Charlotte Morgan, energy and infrastructure partner at solicitors Linklaters, told the Westminster Forum conference on carbon capture use and storage (CCUS) earlier this week the regulated asset base (RAB) model could provide an effective mechanism for financing the infrastructure overhaul.
But she said such a move would require a “clear political statement” from the Department for Business, Energy and Industrial Strategy (BEIS) that it wants to take this route for decarbonising heating.
Morgan, who led the BEIS taskforce on CCUS, said the ongoing RIIO2 review offers an opportunity to look at bringing forward hydrogen assets using the RAB funding model, which would allow investors to start making returns before they are operating.
“It needs a clear political direction from BEIS and the regulator to allow the cost of hydrogen assets to be added to gas distribution network as part of the regulatory system,” said Morgan.
“We are currently in the middle of a price review and it may be Ofgem is able to look at either the RIIO2 mechanism or some reopening of that price mechanism later.
“This would provide a mechanism to share the cost of decarbonising heat with gas consumers as well.”
Will Lochhead, head of the CCUS policy team at BEIS, said the government is currently examining incentives to bring forward the carbon capture technology with a view to consulting in the summer and providing an indication of its thinking by the end of the year.
He also said that BEIS is looking at how existing infrastructure, including offshore gas and oil pipelines, can be reused for transporting and storing CO2.
Mike Hemsley, senior power analyst at the Committee on Climate Change (CCC), said that the government must develop its model for CCUS transport and storage by the middle of this year, adding: “Real urgency is needed here and it needs to be government led.”
He said CCUS could play a “crucial” role in reducing the energy intensity of power sector emissions below 50gCO2/kWh: “CCUS isn’t absolutely essential but it’s very, very useful.

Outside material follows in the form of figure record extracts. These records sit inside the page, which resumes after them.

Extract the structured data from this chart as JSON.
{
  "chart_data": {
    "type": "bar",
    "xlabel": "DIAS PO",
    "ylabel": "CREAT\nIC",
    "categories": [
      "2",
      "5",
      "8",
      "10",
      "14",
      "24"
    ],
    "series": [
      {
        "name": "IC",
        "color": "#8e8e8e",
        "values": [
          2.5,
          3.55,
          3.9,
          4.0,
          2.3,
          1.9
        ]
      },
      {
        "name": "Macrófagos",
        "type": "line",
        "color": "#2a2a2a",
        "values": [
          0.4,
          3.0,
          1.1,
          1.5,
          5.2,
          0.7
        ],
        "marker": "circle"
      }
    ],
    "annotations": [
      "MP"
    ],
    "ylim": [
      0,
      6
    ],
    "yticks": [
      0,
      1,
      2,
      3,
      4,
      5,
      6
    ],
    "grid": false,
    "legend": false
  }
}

Not having CCUS is like starting a football match without a goalkeeper: you can still win the game, but you are definitely lowering your chances.”
And strong government leadership is required on the issue “now”, he warned, to establish as soon as possible the feasibility of rolling out CCUS on a commercial scale: “CCUS is an option we need to know about sooner rather than later because it could be an essential part of the UK’s decarbonisation objectives at lowest cost.”
Hemsley said capturing 180 megatonnes (Mt) of CO2 annually by 2050 – the upper end of what the CCC believes will be needed to help meet the UK’s greenhouse gas goals – will require a doubling of transport and storage capacity every five years.
“This could get up to one new pipeline per year in the 2040s which by any measure sounds quite difficult.”
Even reaching the lower end target of 60Mt per annum in 2050 would require the installation of 10Mt of capacity every five years. which he described as “quite stretching”.
Hemsley said that offsetting emissions via CCUS would play an important role in meeting the UK’s climate change targets, given the lack of known options for decarbonising sectors like aviation.
But Katie Black, director of policy at the National Infrastructure Commission, said that CCUS is unlikely to be a cost-effective option for decarbonising the power system.
Nevertheless, she agreed with Helmsey on the importance of research into the technology in order to establish the contribution it can make.
“All options for decarbonisation need to be explored in lot more detail and proved in the next three to five years so we have all the information that is required and can make a decision.”